Westhouse Securities reckons scaling up the pilot plant and adding further infrastructure and mine development costs could equate to a $100 million to $150 million capital expenditure bill. It forecasts cash costs to be in the $700 to $900 per ounce range. There could be logistics and administration cost synergies with Highland's Klen development project which is 250 kilometres to the west.

On paper, this deal looks very interesting. Initial studies suggest the processing will be straightforward with favourable ore metallurgy and high recovery rates.

Yet there are some risks to consider. It is worth noting that Kekura is located in a remote and economically-undeveloped area. Therefore it will have to rely on diesel plants for power. A lack of local labour could be an issue, meaning that Highland will have to bring in staff from outside the project area.

A report on the project (click here) shows a 23:1 waste-to-ore strip ratio which is high and could mean that operating costs are not as low as one would initially expect from the headline data on the project. For example, Aureus Mining (AUE:AIM) has a 15:1 strip ratio which many investors believe is a detriment to its project.

Kekura is at an advanced development stage with a 150,000 tonnes per year pilot plant already under construction and scheduled to become operational in the second half of this year to test the ore body. Stockbroker Numis reckons this could produce up to 30,000 ounces of gold per year.

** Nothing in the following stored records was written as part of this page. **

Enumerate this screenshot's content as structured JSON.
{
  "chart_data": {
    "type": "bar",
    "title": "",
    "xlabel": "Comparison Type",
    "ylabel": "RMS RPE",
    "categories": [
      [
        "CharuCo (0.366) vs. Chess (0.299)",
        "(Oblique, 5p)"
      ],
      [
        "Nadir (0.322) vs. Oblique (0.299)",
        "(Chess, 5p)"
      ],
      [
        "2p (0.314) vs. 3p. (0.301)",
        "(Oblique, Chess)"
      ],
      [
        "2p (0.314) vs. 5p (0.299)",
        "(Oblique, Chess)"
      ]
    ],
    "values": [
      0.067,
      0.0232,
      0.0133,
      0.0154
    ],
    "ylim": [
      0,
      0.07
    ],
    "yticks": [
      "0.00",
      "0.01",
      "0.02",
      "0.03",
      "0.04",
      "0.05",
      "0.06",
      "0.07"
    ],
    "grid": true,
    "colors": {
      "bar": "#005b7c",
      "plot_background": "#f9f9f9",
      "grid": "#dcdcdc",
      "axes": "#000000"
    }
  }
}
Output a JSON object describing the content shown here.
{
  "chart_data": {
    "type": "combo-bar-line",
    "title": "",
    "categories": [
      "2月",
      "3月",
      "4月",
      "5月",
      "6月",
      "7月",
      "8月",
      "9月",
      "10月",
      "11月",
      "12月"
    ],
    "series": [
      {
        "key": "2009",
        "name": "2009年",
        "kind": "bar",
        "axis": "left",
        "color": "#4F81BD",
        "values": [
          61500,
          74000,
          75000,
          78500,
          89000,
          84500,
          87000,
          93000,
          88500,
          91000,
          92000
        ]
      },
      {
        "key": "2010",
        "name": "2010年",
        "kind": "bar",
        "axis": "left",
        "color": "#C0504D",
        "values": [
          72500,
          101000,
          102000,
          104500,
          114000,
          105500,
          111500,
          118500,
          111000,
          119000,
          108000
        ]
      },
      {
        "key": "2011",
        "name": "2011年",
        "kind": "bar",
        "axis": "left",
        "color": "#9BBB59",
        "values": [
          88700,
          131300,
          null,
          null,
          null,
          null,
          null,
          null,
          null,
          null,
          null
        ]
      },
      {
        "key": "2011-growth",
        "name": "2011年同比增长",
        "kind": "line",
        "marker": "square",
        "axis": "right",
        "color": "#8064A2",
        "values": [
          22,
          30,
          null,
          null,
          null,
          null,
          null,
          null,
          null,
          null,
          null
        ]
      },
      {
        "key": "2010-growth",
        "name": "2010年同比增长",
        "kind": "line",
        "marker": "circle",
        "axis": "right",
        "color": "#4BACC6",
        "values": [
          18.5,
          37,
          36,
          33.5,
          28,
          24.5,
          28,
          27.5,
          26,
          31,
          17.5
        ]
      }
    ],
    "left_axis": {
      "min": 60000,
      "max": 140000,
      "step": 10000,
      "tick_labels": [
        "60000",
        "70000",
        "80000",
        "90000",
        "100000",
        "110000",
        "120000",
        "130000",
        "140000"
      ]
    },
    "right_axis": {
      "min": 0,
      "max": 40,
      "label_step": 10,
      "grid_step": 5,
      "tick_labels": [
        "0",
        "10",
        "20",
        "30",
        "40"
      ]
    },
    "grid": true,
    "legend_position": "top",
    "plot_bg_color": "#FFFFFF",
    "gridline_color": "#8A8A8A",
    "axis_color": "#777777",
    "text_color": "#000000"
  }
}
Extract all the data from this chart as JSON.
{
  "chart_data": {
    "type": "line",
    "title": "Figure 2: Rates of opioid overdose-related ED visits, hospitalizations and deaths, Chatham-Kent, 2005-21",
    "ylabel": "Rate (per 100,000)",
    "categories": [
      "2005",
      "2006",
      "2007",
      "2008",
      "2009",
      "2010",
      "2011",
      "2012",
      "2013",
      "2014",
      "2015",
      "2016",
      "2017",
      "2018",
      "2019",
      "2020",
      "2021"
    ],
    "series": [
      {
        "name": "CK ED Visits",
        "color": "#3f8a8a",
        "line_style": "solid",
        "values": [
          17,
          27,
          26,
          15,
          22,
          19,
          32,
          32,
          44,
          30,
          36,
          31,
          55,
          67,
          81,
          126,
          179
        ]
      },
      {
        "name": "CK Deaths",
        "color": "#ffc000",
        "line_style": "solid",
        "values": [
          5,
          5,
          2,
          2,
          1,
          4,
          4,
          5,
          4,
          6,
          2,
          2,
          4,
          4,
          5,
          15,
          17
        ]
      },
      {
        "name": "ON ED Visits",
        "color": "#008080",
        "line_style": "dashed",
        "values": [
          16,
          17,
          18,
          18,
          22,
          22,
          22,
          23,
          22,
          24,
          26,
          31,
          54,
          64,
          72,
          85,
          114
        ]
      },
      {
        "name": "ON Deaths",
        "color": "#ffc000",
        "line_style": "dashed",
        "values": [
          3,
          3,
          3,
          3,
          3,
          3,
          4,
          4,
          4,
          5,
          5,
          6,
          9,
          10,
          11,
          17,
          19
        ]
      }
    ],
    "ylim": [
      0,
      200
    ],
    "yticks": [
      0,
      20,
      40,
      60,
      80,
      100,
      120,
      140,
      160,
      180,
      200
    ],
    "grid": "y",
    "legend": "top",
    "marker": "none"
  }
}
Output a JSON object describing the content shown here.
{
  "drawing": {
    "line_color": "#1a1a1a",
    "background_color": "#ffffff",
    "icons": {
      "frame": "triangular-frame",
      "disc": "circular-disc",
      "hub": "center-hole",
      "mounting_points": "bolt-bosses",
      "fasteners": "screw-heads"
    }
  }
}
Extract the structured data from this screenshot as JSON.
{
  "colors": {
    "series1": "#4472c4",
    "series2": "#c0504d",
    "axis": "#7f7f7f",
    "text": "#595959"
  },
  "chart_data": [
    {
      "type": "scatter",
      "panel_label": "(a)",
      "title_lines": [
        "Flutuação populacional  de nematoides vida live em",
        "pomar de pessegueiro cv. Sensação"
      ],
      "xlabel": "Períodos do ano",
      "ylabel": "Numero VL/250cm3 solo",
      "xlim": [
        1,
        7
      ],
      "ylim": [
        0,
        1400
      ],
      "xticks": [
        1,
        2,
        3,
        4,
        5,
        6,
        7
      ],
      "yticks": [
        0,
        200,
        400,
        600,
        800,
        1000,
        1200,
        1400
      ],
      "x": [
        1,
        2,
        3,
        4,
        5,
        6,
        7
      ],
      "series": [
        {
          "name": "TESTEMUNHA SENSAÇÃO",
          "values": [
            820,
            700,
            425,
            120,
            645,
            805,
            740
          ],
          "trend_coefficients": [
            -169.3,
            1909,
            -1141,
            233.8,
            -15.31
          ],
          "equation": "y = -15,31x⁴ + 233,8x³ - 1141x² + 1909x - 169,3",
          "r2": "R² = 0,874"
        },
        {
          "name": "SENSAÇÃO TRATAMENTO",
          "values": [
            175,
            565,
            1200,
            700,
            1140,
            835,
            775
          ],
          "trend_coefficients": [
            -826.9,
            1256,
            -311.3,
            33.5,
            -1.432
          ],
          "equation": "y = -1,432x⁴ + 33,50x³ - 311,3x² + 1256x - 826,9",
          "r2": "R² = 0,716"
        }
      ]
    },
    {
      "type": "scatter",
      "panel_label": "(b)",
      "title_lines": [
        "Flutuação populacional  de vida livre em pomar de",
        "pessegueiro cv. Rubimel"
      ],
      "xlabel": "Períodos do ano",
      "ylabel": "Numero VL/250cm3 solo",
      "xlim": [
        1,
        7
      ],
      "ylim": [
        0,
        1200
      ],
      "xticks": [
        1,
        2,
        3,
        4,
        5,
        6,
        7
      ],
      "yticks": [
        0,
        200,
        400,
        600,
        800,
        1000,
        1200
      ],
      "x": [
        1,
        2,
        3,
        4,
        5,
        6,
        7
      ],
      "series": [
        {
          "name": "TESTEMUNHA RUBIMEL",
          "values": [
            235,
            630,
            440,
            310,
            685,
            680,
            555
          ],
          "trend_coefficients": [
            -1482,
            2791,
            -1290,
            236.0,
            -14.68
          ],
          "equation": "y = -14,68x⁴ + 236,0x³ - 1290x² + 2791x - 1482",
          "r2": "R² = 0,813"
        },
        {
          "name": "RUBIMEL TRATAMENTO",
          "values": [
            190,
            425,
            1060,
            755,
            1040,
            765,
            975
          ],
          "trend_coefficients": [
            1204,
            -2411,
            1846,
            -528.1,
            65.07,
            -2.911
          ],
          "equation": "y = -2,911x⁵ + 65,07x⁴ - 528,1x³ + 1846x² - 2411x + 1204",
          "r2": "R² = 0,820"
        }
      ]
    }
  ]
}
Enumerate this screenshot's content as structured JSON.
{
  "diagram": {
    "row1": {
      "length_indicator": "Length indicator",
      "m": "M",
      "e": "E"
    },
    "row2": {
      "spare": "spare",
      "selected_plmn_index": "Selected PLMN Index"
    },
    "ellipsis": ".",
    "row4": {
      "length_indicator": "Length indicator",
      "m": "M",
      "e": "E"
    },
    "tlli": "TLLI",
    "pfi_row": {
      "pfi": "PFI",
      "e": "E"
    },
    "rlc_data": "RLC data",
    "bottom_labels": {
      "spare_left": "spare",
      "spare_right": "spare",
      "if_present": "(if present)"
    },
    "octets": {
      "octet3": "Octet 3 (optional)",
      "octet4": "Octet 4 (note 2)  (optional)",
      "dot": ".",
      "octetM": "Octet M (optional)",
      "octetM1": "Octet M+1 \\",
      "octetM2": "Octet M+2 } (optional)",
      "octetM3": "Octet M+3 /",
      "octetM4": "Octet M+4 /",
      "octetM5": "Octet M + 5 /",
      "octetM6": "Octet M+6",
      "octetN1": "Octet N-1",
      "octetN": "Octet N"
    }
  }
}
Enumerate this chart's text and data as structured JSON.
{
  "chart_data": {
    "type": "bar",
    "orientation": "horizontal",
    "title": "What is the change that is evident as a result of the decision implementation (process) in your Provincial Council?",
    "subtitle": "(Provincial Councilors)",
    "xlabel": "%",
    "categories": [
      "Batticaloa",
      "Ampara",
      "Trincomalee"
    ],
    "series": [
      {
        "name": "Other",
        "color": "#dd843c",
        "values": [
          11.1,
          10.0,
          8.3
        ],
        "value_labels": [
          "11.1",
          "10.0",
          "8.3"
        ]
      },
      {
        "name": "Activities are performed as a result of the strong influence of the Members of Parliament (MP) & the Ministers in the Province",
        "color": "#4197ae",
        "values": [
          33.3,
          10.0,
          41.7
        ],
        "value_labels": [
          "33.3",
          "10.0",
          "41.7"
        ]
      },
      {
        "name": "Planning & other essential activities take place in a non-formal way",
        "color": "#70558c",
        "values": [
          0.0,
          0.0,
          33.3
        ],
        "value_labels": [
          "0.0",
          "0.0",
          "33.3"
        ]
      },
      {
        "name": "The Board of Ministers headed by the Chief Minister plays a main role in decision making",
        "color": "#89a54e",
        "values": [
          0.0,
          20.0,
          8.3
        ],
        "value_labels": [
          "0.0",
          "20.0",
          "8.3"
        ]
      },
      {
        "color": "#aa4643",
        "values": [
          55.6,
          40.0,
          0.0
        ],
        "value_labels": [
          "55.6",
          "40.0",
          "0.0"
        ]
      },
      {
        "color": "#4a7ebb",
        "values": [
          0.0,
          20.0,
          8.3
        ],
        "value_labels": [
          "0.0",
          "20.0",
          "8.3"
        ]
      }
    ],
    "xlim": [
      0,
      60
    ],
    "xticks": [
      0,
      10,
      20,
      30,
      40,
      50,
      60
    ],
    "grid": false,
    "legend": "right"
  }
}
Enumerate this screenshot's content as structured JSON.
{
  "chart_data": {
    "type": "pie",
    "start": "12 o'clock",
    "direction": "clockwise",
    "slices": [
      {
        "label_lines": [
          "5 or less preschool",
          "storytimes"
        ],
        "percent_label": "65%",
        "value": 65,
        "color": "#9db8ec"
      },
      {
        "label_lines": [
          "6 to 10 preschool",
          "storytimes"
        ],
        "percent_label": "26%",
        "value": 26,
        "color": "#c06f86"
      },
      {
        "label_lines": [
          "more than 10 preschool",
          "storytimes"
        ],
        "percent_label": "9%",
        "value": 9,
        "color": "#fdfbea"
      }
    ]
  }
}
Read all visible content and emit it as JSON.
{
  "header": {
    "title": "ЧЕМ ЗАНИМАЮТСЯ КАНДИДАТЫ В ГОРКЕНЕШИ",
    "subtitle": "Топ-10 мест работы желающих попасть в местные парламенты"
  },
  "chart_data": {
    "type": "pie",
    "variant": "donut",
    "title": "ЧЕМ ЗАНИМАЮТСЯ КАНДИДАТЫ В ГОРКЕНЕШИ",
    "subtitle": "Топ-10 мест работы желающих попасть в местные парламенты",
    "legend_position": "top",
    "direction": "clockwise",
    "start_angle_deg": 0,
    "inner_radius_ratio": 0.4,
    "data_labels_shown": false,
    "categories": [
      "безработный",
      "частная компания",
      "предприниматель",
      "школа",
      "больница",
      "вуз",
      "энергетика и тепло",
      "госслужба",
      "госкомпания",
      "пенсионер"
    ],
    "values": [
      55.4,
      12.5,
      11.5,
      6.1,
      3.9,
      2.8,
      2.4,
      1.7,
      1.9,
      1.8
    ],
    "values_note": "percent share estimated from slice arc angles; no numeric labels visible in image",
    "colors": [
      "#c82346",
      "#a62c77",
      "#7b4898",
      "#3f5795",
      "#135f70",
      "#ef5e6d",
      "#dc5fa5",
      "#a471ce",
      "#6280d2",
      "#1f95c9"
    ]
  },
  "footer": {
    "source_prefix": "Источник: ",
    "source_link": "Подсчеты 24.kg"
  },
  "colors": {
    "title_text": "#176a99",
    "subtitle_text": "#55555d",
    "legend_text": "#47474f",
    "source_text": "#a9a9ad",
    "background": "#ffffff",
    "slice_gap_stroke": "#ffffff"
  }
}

The mine is expected to be fully operational by 2017 producing between 180,000 and 220,000 ounces of gold per year over a minimum 10-year mine life. There's plenty of upside potential through highly-prospective exploration ground near Kekura.

Highland will start a 40,000 metre drill programme in the coming months to upgrade the Kekura resource.

Numis' initial estimates for the project give Kekura a $330 million net present value and 47% internal rate of return. It reckons the project could add 30p to 35p to its net asset value of Highland.